Mata kuliah tersebut diberikan 3 s.d. 4 kali termasuk praktik. Ada program studi yang memberikan mata
kuliah Kosakata terkendali, namun isinya lebih luas, tidak terbatas pada tajuk subjek saja. Bila lembaga
pendidikan memiliki Tajuk Subjek Perpustakaan Nasional dalam jumlah cukup untuk praktik (sekitar 30
eksemplar), maka diberikan praktik. Untuk tajuk subjek, bahan yang digunakan sangat beragam. Bahan
yang digunakan adalah Tajuk Subjek Perpustakaan Nasional (edisi 2000) dengan kopi terbatas. , atau
Library of Congress Subject Headings umumnya edisi 20-an sementara tahun 2010 sudah keluar edisi
32. Atau pengenalan pada konsep tajuk subjek.
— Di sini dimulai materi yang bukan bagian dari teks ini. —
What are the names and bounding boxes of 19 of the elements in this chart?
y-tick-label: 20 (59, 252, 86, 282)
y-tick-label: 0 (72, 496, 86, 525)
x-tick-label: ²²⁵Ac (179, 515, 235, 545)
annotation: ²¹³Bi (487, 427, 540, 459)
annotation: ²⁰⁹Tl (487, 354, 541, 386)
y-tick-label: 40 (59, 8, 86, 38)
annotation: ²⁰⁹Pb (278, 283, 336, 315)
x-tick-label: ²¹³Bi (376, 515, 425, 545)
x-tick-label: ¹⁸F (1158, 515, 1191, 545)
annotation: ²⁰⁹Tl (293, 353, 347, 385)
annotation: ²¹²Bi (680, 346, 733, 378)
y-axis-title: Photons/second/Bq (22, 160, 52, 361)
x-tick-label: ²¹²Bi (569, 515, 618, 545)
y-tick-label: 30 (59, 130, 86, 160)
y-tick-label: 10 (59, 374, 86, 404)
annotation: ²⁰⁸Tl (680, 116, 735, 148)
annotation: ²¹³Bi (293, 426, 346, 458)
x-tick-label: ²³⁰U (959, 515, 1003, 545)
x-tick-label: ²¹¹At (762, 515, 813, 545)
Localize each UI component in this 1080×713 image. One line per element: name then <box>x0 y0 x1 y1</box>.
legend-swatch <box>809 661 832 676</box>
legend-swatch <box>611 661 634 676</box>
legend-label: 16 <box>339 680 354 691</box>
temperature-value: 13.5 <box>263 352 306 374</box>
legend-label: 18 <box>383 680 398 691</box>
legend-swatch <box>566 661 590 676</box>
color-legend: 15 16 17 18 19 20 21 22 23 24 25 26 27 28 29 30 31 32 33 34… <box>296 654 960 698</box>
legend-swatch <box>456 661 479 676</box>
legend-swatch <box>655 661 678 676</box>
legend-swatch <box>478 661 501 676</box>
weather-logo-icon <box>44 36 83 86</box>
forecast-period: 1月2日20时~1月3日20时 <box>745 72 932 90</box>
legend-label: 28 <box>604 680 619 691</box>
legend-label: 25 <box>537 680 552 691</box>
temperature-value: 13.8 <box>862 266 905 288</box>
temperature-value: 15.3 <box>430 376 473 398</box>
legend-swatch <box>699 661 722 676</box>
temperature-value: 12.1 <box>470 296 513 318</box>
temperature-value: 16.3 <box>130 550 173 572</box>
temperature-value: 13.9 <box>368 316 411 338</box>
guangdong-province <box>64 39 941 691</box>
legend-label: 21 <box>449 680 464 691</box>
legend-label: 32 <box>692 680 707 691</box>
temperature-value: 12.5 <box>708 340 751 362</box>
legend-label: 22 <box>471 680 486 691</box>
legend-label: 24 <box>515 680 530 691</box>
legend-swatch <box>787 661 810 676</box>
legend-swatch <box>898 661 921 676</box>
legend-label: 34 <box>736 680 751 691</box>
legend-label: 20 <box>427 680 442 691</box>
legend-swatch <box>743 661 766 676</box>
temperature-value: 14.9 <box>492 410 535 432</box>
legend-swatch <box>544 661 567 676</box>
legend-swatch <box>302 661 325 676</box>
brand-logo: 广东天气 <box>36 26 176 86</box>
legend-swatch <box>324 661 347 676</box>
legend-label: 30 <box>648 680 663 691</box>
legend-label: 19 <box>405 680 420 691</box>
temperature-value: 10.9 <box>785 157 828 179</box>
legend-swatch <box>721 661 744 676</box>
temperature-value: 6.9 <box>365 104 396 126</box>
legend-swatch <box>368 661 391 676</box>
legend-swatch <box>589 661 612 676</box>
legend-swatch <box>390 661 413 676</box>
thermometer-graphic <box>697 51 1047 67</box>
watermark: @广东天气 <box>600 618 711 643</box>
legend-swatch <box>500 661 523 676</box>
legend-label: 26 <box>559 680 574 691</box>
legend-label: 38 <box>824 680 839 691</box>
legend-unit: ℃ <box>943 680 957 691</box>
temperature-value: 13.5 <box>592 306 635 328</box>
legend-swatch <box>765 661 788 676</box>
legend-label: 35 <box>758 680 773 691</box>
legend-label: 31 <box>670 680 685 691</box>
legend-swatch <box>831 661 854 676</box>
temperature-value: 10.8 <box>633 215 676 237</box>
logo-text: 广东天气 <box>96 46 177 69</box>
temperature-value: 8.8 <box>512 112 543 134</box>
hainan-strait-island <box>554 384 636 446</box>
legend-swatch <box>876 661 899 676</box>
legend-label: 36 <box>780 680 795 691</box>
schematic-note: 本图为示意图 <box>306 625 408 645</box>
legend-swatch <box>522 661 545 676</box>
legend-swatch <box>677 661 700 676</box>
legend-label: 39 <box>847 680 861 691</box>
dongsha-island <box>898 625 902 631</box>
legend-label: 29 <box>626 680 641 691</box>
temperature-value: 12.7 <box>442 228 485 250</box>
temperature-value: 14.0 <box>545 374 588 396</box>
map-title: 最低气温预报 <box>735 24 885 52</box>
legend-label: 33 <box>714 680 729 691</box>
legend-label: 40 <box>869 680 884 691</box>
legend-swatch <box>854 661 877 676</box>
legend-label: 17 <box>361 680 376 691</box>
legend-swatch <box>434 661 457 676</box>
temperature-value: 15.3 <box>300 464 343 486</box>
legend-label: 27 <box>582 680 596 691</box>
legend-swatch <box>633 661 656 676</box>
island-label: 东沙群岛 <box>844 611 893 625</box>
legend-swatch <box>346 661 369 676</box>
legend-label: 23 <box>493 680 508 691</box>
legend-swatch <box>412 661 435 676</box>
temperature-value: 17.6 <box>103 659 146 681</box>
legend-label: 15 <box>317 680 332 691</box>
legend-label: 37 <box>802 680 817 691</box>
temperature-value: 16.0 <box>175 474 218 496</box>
(ii) Program studi kesulitan materi pengajaran, khusus untuk praktik. Bila program studi memiliki Tajuk
Perpustakaan Nasional, maka jumlah yang dimiliki kurang. Apabila ingin menggandakan sampai 30
eksemplar, tidak semua program studi memiliki dana untuk menggandakannya. Permintaan kopi
tambahan ke Perpustakaan Nasional RI tidak selalu terpenuhi, karena pihak PNRI memproduksinya
terbatas antara 500 – 1,000 eksemplar; itu pun untuk seluruh Indonesia.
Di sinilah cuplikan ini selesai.